The creature work in the film is a sad and pathetic bombardment of CGI for the most part, devoid of any element of terror, unless watching cannon fodder get quickly picked off is the kind of entertainment one is seeking. This reviewer is no devotee of the Alien franchise, but in this the creatures seem almost laughably bad, scoring some kills but getting quickly defeated as the plot tries to finish rushing through its paces. Alien: Covenant misses out on several opportunities to build a real sense of dread by rushing to conclusions far too quickly, especially early on with the Neomorphs, but then again later with the Protomorph, easily missing out on far better setups and payoffs than it reaches for (the shower scene is particularly egregious here). It almost feels as if, during some of these scenes, that Scott just got lazy and shrugged his shoulders.

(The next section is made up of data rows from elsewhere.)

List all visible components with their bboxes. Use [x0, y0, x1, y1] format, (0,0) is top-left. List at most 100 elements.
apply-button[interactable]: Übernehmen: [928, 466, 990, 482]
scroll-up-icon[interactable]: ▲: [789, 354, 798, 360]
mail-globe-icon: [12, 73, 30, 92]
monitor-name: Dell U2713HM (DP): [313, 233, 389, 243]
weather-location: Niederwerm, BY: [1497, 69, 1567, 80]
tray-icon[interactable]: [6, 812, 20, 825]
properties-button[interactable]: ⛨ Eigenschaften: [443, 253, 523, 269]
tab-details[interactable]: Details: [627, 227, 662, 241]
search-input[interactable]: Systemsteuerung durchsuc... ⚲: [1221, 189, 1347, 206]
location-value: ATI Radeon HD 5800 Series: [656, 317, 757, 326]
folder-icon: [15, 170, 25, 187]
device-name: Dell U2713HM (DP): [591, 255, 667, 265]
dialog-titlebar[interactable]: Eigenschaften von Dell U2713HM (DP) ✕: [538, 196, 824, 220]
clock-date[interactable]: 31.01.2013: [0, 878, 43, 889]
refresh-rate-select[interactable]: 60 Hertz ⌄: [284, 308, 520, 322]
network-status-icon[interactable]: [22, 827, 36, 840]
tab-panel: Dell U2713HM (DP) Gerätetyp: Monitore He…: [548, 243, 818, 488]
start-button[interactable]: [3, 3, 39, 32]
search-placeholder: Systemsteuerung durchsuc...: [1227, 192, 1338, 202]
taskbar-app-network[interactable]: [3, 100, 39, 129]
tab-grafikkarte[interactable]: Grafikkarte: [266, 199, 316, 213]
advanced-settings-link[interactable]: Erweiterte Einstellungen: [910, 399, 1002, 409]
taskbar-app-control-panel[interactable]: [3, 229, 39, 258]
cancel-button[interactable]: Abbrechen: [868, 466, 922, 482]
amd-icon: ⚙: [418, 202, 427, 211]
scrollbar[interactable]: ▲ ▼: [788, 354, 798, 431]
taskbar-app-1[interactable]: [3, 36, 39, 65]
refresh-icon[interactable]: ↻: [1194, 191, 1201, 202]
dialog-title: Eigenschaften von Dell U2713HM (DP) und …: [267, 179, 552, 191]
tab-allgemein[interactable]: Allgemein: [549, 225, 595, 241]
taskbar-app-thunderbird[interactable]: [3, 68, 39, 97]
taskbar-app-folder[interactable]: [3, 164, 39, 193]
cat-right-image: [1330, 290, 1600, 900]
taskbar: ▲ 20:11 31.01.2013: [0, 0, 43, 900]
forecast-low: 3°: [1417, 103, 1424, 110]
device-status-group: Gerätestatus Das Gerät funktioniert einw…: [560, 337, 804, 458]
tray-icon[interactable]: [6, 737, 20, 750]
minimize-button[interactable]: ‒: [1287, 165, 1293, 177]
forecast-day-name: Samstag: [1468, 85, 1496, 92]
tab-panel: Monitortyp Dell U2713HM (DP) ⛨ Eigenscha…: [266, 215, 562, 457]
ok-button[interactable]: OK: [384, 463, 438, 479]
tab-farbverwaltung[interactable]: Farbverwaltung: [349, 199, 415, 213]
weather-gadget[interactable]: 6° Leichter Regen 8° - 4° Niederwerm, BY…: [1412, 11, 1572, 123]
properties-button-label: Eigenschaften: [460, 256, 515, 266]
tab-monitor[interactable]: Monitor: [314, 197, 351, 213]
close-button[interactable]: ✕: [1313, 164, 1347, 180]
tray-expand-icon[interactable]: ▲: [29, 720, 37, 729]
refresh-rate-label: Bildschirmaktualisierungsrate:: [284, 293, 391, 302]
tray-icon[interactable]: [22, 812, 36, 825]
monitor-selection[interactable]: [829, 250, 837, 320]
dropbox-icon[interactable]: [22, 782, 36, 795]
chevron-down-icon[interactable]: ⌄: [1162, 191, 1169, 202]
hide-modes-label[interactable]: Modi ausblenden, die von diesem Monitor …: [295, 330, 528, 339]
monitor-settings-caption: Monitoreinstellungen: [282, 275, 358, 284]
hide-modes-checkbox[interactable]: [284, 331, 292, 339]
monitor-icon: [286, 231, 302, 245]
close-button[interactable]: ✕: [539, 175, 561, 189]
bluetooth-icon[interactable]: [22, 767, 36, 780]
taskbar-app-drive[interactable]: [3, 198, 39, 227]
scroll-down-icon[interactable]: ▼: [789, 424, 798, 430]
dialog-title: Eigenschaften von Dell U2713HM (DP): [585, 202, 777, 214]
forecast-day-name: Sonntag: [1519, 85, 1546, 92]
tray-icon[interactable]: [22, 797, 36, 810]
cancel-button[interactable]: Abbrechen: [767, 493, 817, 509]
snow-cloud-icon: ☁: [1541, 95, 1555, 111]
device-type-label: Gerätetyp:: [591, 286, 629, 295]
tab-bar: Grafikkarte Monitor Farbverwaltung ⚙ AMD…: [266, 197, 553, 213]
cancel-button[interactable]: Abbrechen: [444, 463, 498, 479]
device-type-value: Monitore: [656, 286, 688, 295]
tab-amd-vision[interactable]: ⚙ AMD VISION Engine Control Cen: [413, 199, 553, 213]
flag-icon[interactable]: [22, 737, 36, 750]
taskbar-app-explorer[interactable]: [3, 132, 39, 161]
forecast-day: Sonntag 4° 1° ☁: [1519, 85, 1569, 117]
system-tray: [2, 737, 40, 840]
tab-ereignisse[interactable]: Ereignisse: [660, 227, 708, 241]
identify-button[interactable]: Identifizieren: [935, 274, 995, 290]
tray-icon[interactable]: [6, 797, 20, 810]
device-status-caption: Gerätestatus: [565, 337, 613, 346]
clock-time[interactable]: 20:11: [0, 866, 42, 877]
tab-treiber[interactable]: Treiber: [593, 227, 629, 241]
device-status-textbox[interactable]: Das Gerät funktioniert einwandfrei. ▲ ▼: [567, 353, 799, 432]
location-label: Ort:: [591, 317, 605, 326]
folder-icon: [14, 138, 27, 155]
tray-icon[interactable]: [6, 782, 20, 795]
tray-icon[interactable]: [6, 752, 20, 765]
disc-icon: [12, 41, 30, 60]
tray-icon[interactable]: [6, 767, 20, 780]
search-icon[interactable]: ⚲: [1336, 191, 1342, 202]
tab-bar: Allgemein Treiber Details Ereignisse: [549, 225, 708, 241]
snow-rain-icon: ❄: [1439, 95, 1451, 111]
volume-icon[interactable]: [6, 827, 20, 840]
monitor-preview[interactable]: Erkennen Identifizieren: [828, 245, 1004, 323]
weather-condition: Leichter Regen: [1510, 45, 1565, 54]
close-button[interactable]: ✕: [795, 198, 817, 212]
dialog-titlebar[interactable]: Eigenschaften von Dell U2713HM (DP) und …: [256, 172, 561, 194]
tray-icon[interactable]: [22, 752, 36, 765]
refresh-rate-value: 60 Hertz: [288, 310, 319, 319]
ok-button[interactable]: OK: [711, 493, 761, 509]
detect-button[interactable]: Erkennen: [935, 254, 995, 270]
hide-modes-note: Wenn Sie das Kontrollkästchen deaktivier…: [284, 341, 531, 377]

It may have some of the same elegant beauty that Prometheus had, but ultimately Alien: Covenant is exactly more of the same; pretty to look at and little else. It once again bolsters fantastic performances, but casting Fassbender to play a new android alongside David is a cheap cop-out when one realizes that the rest of the androids in the franchise are all different looking, and it smells like a plot setup from the very beginning (also a clever marketing gag to hide the fact that David is in the film). Again the philosophical explorations that the film undertakes, while weighty at times, prove to be its best aspects, but Scott has sadly saddled them to an Alien film wherein he feels compelled (and is demanded, by fans) to shoehorn various aspects of the franchise into it. The result, as with Prometheus, is a very pretty, neatly-stacked pile of refuse. As these films continue to plod ahead toward the original Alien film, one can’t help but wonder if the franchise was already out gas, and all the great cinematography in the world will eventually wear out trying to push this thing down the road. Four out of ten stars.